According to the company, an external panel of IPF world experts strongly recommend that PBI-4050 be granted orphan drug status in order to treat the disease after reviewing the drug’s extensive anti-fibrotic preclinical and phase I safety data. “Our preclinical data has demonstrated robust improvements in pathology and breadth of response in key bio-markers implicated in the progression of this deadly disease,” said Mr. Pierre Laurin, President and Chief Executive Officer of ProMetic in a company press release. “We are very enthusiastic about the potential of PBI-4050 to offer breakthrough therapy clinical benefits to patients suffering from this deadly medical condition.”
Prometic is initiating the IPF clinical program in Canada this quarter, and plans to include other identified clinical test venues in the United Kingdom and eventually the United States.
Dr. John Moran, ProMetic’s Chief Medical officer, explained that “the ability of PBI-4050 to reduce or improve some of the most recognized inflammatory and fibrotic indicators, typically representative of lesions and scars in the lungs, provides a compelling case to aggressively investigate the use of this oral therapy to treat IPF patients.”
PBI-4050 was recently compared to Pirfenidone, a commercially approved therapy for medical use to treat IPF, in a standard animal model designed to emulate IPF in humans, revealing that PBI-4050 significantly reduced tissue scarring in the lungs. Furthermore, PBI-4050 combined with Pirfenidone reduced fibrotic markers, which indicates the potential for improvement and stabilization of lung function. The PBI-4050 phase I clinical trial was deemed a success, with the 40 volunteers involved in the study revealing that the drug is safe and well-tolerated.

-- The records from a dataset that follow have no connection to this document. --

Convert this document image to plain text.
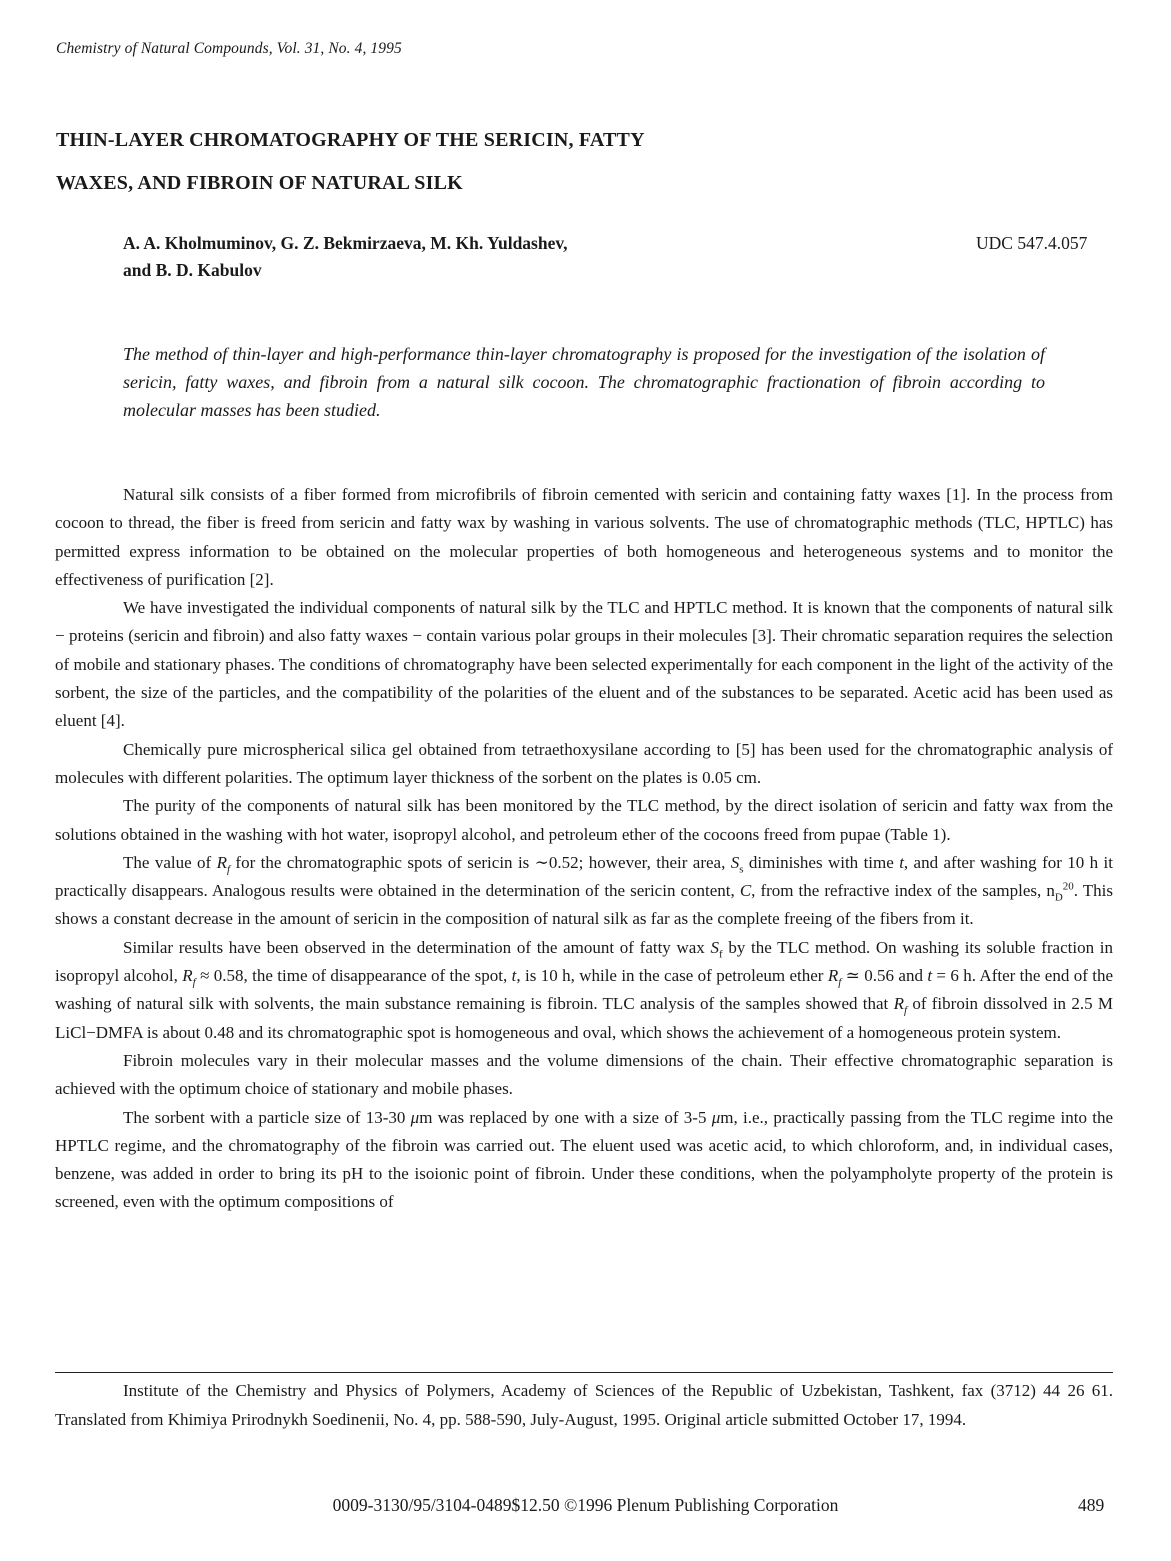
Chemistry of Natural Compounds, Vol. 31, No. 4, 1995
THIN-LAYER CHROMATOGRAPHY OF THE SERICIN, FATTY
WAXES, AND FIBROIN OF NATURAL SILK
A. A. Kholmuminov, G. Z. Bekmirzaeva, M. Kh. Yuldashev,
and B. D. Kabulov
UDC 547.4.057
The method of thin-layer and high-performance thin-layer chromatography is proposed for the investigation of the isolation of sericin, fatty waxes, and fibroin from a natural silk cocoon. The chromatographic fractionation of fibroin according to molecular masses has been studied.

Natural silk consists of a fiber formed from microfibrils of fibroin cemented with sericin and containing fatty waxes [1]. In the process from cocoon to thread, the fiber is freed from sericin and fatty wax by washing in various solvents. The use of chromatographic methods (TLC, HPTLC) has permitted express information to be obtained on the molecular properties of both homogeneous and heterogeneous systems and to monitor the effectiveness of purification [2].

We have investigated the individual components of natural silk by the TLC and HPTLC method. It is known that the components of natural silk − proteins (sericin and fibroin) and also fatty waxes − contain various polar groups in their molecules [3]. Their chromatic separation requires the selection of mobile and stationary phases. The conditions of chromatography have been selected experimentally for each component in the light of the activity of the sorbent, the size of the particles, and the compatibility of the polarities of the eluent and of the substances to be separated. Acetic acid has been used as eluent [4].

Chemically pure microspherical silica gel obtained from tetraethoxysilane according to [5] has been used for the chromatographic analysis of molecules with different polarities. The optimum layer thickness of the sorbent on the plates is 0.05 cm.

The purity of the components of natural silk has been monitored by the TLC method, by the direct isolation of sericin and fatty wax from the solutions obtained in the washing with hot water, isopropyl alcohol, and petroleum ether of the cocoons freed from pupae (Table 1).

The value of $R_f$ for the chromatographic spots of sericin is ∼0.52; however, their area, $S_s$ diminishes with time t, and after washing for 10 h it practically disappears. Analogous results were obtained in the determination of the sericin content, C, from the refractive index of the samples, $n_D^{20}$. This shows a constant decrease in the amount of sericin in the composition of natural silk as far as the complete freeing of the fibers from it.

Similar results have been observed in the determination of the amount of fatty wax $S_f$ by the TLC method. On washing its soluble fraction in isopropyl alcohol, $R_f \approx 0.58$, the time of disappearance of the spot, t, is 10 h, while in the case of petroleum ether $R_f$ ≃ 0.56 and t = 6 h. After the end of the washing of natural silk with solvents, the main substance remaining is fibroin. TLC analysis of the samples showed that $R_f$ of fibroin dissolved in 2.5 M LiCl−DMFA is about 0.48 and its chromatographic spot is homogeneous and oval, which shows the achievement of a homogeneous protein system.

Fibroin molecules vary in their molecular masses and the volume dimensions of the chain. Their effective chromatographic separation is achieved with the optimum choice of stationary and mobile phases.

The sorbent with a particle size of 13-30 μm was replaced by one with a size of 3-5 μm, i.e., practically passing from the TLC regime into the HPTLC regime, and the chromatography of the fibroin was carried out. The eluent used was acetic acid, to which chloroform, and, in individual cases, benzene, was added in order to bring its pH to the isoionic point of fibroin. Under these conditions, when the polyampholyte property of the protein is screened, even with the optimum compositions of

Institute of the Chemistry and Physics of Polymers, Academy of Sciences of the Republic of Uzbekistan, Tashkent, fax (3712) 44 26 61. Translated from Khimiya Prirodnykh Soedinenii, No. 4, pp. 588-590, July-August, 1995. Original article submitted October 17, 1994.

0009-3130/95/3104-0489$12.50 ©1996 Plenum Publishing Corporation	489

IPF is a chronic and fatal disease in which lungs progressively decline. The small air sacs of the lungs, the alveoli, become replaced by fibrotic tissue (scars) and causes worsening dyspnea and breathlessness. The cause of the disease remains unknown, and it is associated with a poor prognosis. Usually, it occurs in adults between 50 and 70 years old, both men and women are affected, and it is closely related with those who have smoked. IPF affects about 130,000 people in the U.S., and almost 50,000 new cases are diagnosed each year. 40,000 die annually from IPF.